Carnegie Mellon Ph.D. Student Designs Smart Thermostat
That Responds to Body's Skin Temperature, Heart Rate
PITTSBURGH — JoonHo Choi, a doctoral student in architecture and a researcher in the Carnegie Mellon University School of Architecture's Intelligent Workplace (IW), is rethinking the traditional thermostat. Choi is designing a "smart" thermostat that adjusts a room's temperature according to what he calls a human body's "biosignals."
Choi installed a system of sensors in the IW that facilitates the wireless transmission of an individual's skin temperature and heart rate from an armband or wristband to the thermostat. The thermostat then changes the temperature according to the data received without anyone needing to adjust a manual thermostat.
"The biosensing control is a human-centered approach, which captures an occupant's needs for thermal comfort, and generates optimal temperatures to meet physiological desires of the user," Choi said.

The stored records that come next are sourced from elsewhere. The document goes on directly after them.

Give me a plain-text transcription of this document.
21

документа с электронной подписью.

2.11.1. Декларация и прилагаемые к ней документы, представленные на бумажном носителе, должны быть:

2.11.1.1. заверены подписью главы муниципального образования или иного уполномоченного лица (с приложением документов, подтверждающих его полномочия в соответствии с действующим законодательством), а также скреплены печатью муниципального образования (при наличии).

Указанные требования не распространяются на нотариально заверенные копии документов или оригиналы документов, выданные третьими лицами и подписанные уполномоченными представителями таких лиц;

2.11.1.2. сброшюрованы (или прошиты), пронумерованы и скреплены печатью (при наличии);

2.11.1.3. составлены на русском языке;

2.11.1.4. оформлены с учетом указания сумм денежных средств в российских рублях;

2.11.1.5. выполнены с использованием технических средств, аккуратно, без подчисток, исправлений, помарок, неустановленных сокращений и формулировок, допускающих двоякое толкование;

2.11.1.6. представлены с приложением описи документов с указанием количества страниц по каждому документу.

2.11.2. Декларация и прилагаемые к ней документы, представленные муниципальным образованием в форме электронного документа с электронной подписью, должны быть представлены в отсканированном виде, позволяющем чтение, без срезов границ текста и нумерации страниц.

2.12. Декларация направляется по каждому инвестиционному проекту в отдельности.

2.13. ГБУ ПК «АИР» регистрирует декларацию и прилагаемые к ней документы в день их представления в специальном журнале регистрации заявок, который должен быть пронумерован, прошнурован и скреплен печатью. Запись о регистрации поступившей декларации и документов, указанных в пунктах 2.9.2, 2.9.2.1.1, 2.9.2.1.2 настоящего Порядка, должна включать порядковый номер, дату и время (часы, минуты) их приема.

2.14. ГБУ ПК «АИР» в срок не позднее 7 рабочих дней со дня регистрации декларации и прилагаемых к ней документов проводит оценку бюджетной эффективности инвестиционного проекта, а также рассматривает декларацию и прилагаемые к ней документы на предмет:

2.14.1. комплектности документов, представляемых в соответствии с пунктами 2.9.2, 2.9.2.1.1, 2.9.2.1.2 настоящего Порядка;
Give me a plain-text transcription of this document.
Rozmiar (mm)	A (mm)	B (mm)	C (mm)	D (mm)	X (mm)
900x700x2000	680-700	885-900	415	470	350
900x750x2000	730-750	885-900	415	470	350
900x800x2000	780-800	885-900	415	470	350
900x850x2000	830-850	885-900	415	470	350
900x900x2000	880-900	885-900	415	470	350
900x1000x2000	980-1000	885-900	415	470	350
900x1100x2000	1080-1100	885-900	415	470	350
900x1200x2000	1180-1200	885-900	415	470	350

According to Choi, the human body has its own HVAC (heating, ventilating and air conditioning) system that keeps the body consistently at 98.6 degrees Fahrenheit. The body's HVAC system uses skin temperature and heart rate to regulate body temperature. Choi's device monitors these biosignals and transmits the data wirelessly to the thermostat in a home or office.
Choi has completed the project's pilot study in the IW, an advanced, environmentally friendly and energy-efficient workplace atop Carnegie Mellon's Margaret Morrison Carnegie Hall. He is now trying to improve the control system and to decide whether an armband or wristband is more convenient. The bands can be constructed using commercially available sensors and materials.
Choi's new thermostat can be used by anybody, but one of the product's target groups is the elderly, or people who cannot change their thermostats themselves.
"The 'smart' thermostat is a human support device that could be essential for the elderly. Elderly people are sensitive to thermal stress. This is due to their health conditions but also due to their inability to adjust the temperature without assistance," Choi said.